Primeiro, a guarulhense de 22 anos confirmou a supremacia no salto sobre a mesa, apenas dois meses e meio depois de se sagrar campeã olímpica no Japão. É a segunda vez que uma brasileira sobe ao degrau mais alto do pódio no Mundial, 18 anos depois de Daiane dos Santos, campeã no solo em Anaheim-2003.

Rebeca fez um Cheng (15,133 pontos) e um Yurchenko com dupla pirueta (14,800) e ficou com média de 14,966 pontos. Foram os dois melhores saltos da final. Como resultado, livrou quase um ponto de vantagem sobre a vice-campeã, a italiana Asia D’Amato (14,083). A russa Angelina Melnikova completou o pódio, com 13,966.
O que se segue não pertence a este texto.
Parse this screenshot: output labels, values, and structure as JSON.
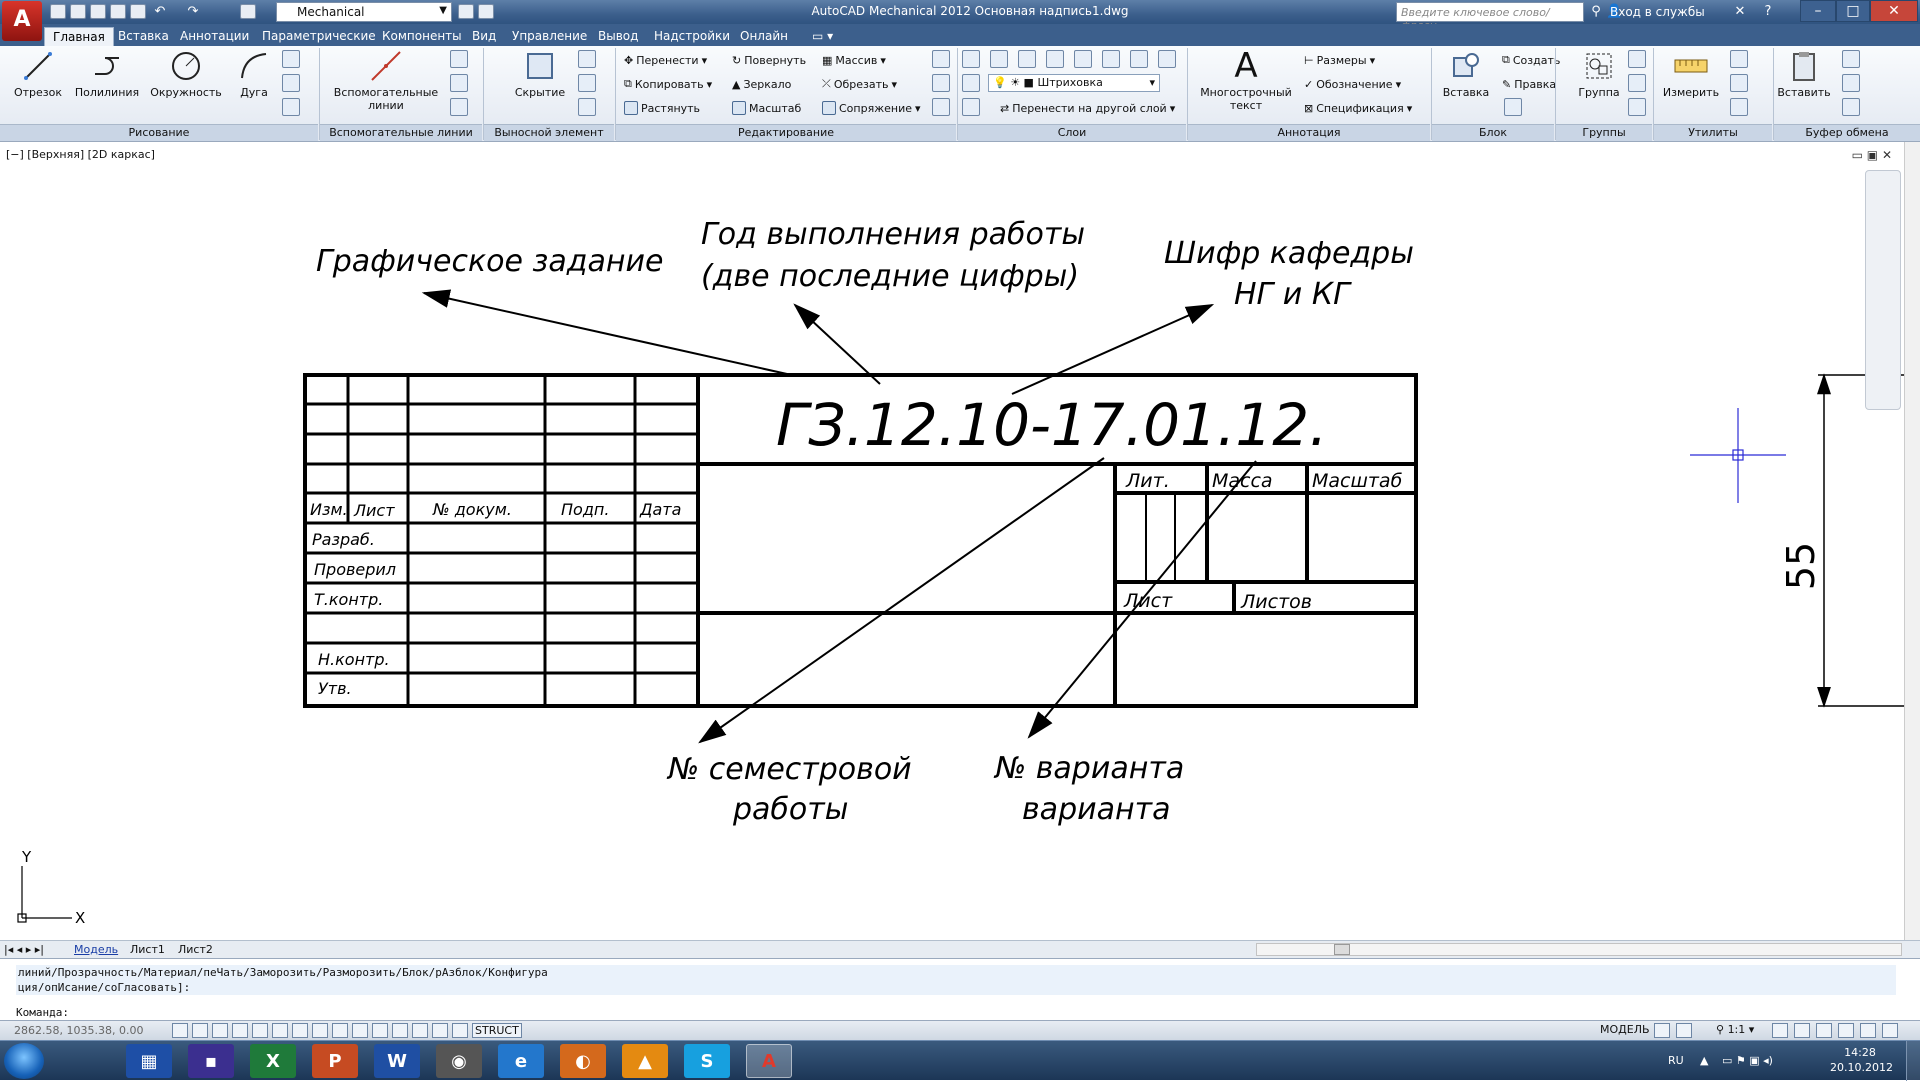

Depois de subir ao pódio com a bandeira brasileira no lugar mais alto, Rebeca foi competir nas paralelas. Com bela apresentação, registrou 14,633 e garantiu a prata, numa final equilibradíssima. O ouro coube à chinesa Xiaouyan Wei, com um décimo a mais. O bronze ficou com outra chinesa Rui Luo, também com 14,633. No desempate, Rebeca ficou em segundo graças à melhor execução.
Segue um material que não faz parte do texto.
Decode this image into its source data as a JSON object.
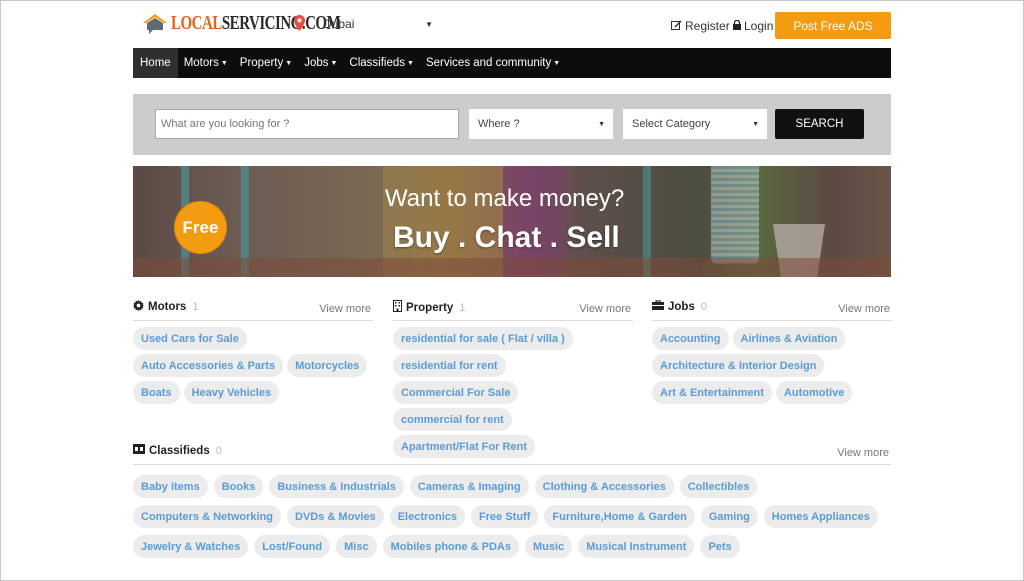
{
  "header": {
    "logo_text_orange": "LOCAL",
    "logo_text_dark": "SERVICING.COM",
    "city": "Dubai",
    "register_label": "Register",
    "login_label": "Login",
    "post_button_label": "Post Free ADS"
  },
  "nav": {
    "items": [
      {
        "label": "Home",
        "dropdown": false,
        "active": true
      },
      {
        "label": "Motors",
        "dropdown": true
      },
      {
        "label": "Property",
        "dropdown": true
      },
      {
        "label": "Jobs",
        "dropdown": true
      },
      {
        "label": "Classifieds",
        "dropdown": true
      },
      {
        "label": "Services and community",
        "dropdown": true
      }
    ]
  },
  "search": {
    "placeholder": "What are you looking for ?",
    "where_value": "Where ?",
    "category_value": "Select Category",
    "button_label": "SEARCH"
  },
  "banner": {
    "badge": "Free",
    "headline": "Want to make money?",
    "tagline": "Buy . Chat . Sell"
  },
  "categories": {
    "motors": {
      "title": "Motors",
      "count": "1",
      "view_more": "View more",
      "items": [
        "Used Cars for Sale",
        "Auto Accessories & Parts",
        "Motorcycles",
        "Boats",
        "Heavy Vehicles"
      ]
    },
    "property": {
      "title": "Property",
      "count": "1",
      "view_more": "View more",
      "items": [
        "residential for sale ( Flat / villa )",
        "residential for rent",
        "Commercial For Sale",
        "commercial for rent",
        "Apartment/Flat For Rent"
      ]
    },
    "jobs": {
      "title": "Jobs",
      "count": "0",
      "view_more": "View more",
      "items": [
        "Accounting",
        "Airlines & Aviation",
        "Architecture & Interior Design",
        "Art & Entertainment",
        "Automotive"
      ]
    },
    "classifieds": {
      "title": "Classifieds",
      "count": "0",
      "view_more": "View more",
      "items": [
        "Baby items",
        "Books",
        "Business & Industrials",
        "Cameras & Imaging",
        "Clothing & Accessories",
        "Collectibles",
        "Computers & Networking",
        "DVDs & Movies",
        "Electronics",
        "Free Stuff",
        "Furniture,Home & Garden",
        "Gaming",
        "Homes Appliances",
        "Jewelry & Watches",
        "Lost/Found",
        "Misc",
        "Mobiles phone & PDAs",
        "Music",
        "Musical Instrument",
        "Pets"
      ]
    }
  },
  "colors": {
    "accent": "#f39c12",
    "nav_bg": "#0d0d0d",
    "chip_text": "#5b9bd5",
    "chip_bg": "#ececec",
    "logo_orange": "#e8621d"
  }
}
Durante a execução, Rebeca demonstrou enorme sangue frio, habilidade e inteligência, corrigindo a série de uma forma que apenas especialistas em ginástica puderam perceber. Ela havia feito um Tkachev (largada carpada) seguido de um Pak (passagem para a barra baixa).
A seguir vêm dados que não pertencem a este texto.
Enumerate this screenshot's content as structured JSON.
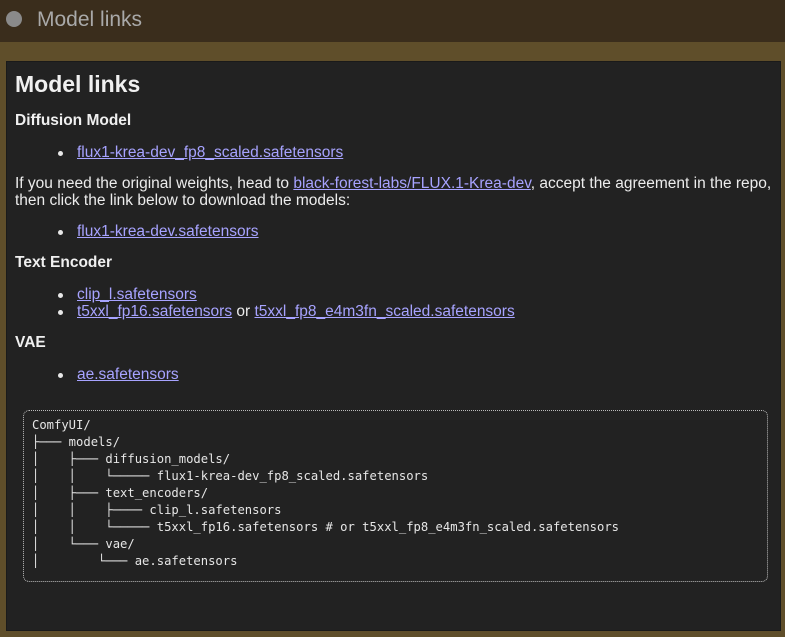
{
  "node": {
    "title": "Model links"
  },
  "doc": {
    "heading": "Model links",
    "diffusion": {
      "heading": "Diffusion Model",
      "link1": "flux1-krea-dev_fp8_scaled.safetensors",
      "para_before": "If you need the original weights, head to ",
      "para_link": "black-forest-labs/FLUX.1-Krea-dev",
      "para_after": ", accept the agreement in the repo, then click the link below to download the models:",
      "link2": "flux1-krea-dev.safetensors"
    },
    "text_encoder": {
      "heading": "Text Encoder",
      "link1": "clip_l.safetensors",
      "link2": "t5xxl_fp16.safetensors",
      "or_text": " or ",
      "link3": "t5xxl_fp8_e4m3fn_scaled.safetensors"
    },
    "vae": {
      "heading": "VAE",
      "link1": "ae.safetensors"
    },
    "code_tree": "ComfyUI/\n├─── models/\n│    ├─── diffusion_models/\n│    │    └───── flux1-krea-dev_fp8_scaled.safetensors\n│    ├─── text_encoders/\n│    │    ├──── clip_l.safetensors\n│    │    └───── t5xxl_fp16.safetensors # or t5xxl_fp8_e4m3fn_scaled.safetensors\n│    └─── vae/\n│        └─── ae.safetensors"
  }
}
Em seguida, teria que fazer um elemento de voo para a barra alta, sem permanecer na baixa. Ao não conseguir fazê-lo, improvisou um giro na barra baixa. Se fizesse na saída um giro de sola, como previsto, seria o quarto elemento desse tipo, e não contaria para a nota. Então fez uma saída mais simples, um Tsukahara sem combinação, salvando sua série.

Individual geral

O brasileiro Caio Souza melhorou três posições em relação à sua classificação na fase qualificatória e terminou na 13ª posição no individual geral. O campeão pan-americano fez apresentações muito boas nas argolas, no salto, nas barras paralelas e na barra fixa, e, mesmo com uma apresentação abaixo no solo (recebeu a 12ª nota entre os 24 finalistas), chegou ao último rodízio, no cavalo com alças, na 3ª posição, com chance de medalha. No aparelho em que tem mais dificuldades, no entanto, sofreu uma queda, o que o afastou do pódio.

“Saio mais satisfeito do que no final da qualificação. Consegui melhorar algumas posições. Tive a queda do cavalo. Infelizmente, acontece. Agora é esfriar a cabeça, que domingo tem mais”, disse o ginasta, referindo-se à final das barras paralelas.

Caio será o primeiro representante do Brasil numa final de Mundial nesse aparelho em toda a história da competição. No mesmo dia, Rebeca disputa a final da trave.